Viel ist nicht drin in seinem Rucksack. Ein bisschen Wechselwäsche, eine Regenjacke, eine Wasserflasche und jede Menge Riegel und Snacks. Cem Özdemir reist mit leichtem Gepäck. Und das aus gutem Grund: Er ist als Pilger unterwegs. Bereits zum dritten Mal besucht der Grünen-Politiker den Agion Oros oder Heiligen Berg, wie die Mönchsrepublik Athos auf Griechisch heißt. Ganz privat. Diesmal mit einer sechsköpfigen Gruppe aus Freunden und Bekannten: Da ist Jannis, Diplompsychologe; Vassilis, er hat eine Baufirma; Philipp, Anfang 30, derzeit Barkeeper in Neukölln; Erk, Unternehmer; der Fotograf Espen Eichhöfer – und ich.
Zum ersten Mal begegnete ich Cem auf einem Kindergeburtstag. 11 oder 12 werden wir damals gewesen sein. Wir sind in den 1970er und 80er Jahren im schwäbischen Bad Urach aufgewachsen und waren schon als Jugendliche an den ersten Aktionen des Ortsverbands der Grünen in unserem Heimatort beteiligt. Danach hatten wir uns lange aus den Augen verloren.
Jetzt sitzen Cem und ich in einem Schnellboot nebeneinander und sehen die Steilküste an uns vorbeiflitzen. Felsen, Macchien, Kiefern- und Laubwälder. Häuser sucht man vergeblich. Athos, nur auf dem Seeweg erreichbar, liegt auf einer Halbinsel im Norden Griechenlands. Von der Restwelt getrennt durch einen Drahtzaun. Fast 50 Kilometer ragt Athos auf dem östlichen Finger der Chalkidike ins Meer hinaus. Knapp 1800 orthodoxe Mönche leben hier in 20 großen Klöstern und einem guten Dutzend klosterähnlichen Gemeinschaften, einige als Einsiedler in Höhlen oder Hüttchen, erzählen die Mönche.
Bekannt ist Athos nicht nur für seine Abgeschiedenheit, sondern auch für die Tatsache, dass ausschließlich Männer das halbautonome Gebiet betreten dürfen.

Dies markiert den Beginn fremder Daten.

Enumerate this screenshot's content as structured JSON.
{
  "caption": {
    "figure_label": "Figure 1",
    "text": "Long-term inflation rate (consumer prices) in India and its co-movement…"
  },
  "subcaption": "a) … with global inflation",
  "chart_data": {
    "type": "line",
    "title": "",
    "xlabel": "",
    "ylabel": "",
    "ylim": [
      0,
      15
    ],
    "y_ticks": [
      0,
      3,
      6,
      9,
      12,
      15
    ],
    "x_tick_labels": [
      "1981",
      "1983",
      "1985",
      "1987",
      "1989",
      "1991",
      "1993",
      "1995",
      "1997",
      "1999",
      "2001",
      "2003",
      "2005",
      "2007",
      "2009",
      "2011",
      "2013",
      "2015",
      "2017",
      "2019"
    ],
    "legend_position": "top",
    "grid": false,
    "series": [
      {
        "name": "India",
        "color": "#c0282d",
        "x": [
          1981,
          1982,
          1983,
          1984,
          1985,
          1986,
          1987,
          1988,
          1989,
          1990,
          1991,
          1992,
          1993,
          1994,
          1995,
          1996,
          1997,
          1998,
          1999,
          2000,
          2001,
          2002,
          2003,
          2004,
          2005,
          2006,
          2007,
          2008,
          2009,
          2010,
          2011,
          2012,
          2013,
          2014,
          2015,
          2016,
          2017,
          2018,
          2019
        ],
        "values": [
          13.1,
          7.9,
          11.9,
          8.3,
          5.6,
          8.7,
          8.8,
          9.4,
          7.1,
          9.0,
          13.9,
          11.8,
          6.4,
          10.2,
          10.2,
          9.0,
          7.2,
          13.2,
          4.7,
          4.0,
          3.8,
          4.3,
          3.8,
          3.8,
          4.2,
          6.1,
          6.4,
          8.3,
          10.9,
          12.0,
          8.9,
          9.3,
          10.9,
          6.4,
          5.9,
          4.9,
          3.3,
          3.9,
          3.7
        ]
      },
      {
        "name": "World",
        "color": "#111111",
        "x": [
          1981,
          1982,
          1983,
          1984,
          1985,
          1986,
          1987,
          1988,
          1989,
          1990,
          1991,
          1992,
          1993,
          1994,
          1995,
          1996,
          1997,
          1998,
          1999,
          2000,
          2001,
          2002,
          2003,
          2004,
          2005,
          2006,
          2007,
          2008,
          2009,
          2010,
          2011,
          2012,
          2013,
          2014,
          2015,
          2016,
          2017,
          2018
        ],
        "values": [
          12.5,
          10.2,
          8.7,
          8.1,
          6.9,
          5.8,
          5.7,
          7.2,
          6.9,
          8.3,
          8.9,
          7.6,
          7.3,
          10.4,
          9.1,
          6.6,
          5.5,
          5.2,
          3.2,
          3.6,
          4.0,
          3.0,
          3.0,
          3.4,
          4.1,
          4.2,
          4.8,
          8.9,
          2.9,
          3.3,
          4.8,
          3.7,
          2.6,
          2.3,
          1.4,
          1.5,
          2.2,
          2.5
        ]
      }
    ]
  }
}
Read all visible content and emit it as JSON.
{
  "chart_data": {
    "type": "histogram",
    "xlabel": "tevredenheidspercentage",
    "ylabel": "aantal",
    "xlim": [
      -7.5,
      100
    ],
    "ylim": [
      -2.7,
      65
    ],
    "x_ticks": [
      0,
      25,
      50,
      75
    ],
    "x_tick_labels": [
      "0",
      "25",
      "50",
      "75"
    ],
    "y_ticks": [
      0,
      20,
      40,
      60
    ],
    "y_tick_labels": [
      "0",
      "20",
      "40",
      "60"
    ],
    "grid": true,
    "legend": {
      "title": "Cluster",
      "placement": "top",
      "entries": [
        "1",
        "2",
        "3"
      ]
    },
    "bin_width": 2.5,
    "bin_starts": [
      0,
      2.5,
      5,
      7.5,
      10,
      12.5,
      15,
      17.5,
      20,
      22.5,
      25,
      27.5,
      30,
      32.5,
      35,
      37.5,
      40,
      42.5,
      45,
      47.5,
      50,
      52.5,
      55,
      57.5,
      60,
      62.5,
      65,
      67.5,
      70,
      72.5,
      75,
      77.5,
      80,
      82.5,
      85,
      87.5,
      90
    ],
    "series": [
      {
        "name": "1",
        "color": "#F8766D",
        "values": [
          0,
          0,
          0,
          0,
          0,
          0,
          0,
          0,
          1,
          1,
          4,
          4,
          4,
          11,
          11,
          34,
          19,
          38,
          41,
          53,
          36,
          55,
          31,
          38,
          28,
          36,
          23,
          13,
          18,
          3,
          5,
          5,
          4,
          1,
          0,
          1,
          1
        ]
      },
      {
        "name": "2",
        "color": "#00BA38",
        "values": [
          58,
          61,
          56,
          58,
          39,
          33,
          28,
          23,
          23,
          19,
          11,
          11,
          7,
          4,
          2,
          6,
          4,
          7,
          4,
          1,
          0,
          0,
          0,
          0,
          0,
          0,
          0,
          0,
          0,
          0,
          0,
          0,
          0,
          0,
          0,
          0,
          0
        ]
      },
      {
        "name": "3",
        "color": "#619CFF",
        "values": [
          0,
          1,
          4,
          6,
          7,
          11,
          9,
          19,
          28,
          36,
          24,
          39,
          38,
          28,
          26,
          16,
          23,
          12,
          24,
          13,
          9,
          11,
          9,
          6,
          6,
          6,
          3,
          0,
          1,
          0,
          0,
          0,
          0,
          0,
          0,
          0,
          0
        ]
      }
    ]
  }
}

Cem hat mir schon vor Jahren von der radikalen Fremdheit dieser klösterlichen Welt vorgeschwärmt (Die Zeremonien! Die Einfachheit! Die Ruhe!) und mich eingeladen, beim nächsten Mal mitzukommen. Seine Begeisterung war ansteckend und trotzdem stelle ich mir die Frage, warum er seine knappen Auszeiten ausgerechnet in einer Mönchsrepublik verbringt. Er, dessen Eltern sunnitische Türken waren, der als Schüler mangels Alternativen den evangelischen Religionsunterricht besuchte und sich heute als nicht praktizierender Muslim bezeichnet.
Einer der Gründe für Cems Faszination für Athos hat wenig mit Religion zu tun und ist in diesem Moment für uns alle leicht nachvollziehbar. Es ist die intakte Natur, die die Klöster umgibt. Die salzige Meeresluft zerzaust uns die Haare. An der Spitze der Halbinsel ragt der Berg Athos wie ein gigantisches Segel aus der gekräuselten See. Jetzt, am späten Nachmittag, beginnen die Wellen in immer intensiveren Goldtönen zu schimmern. "Seht ihr, wie schön es hier ist?!", fragt Cem und die Novizen unter uns nicken wie frisch Bekehrte.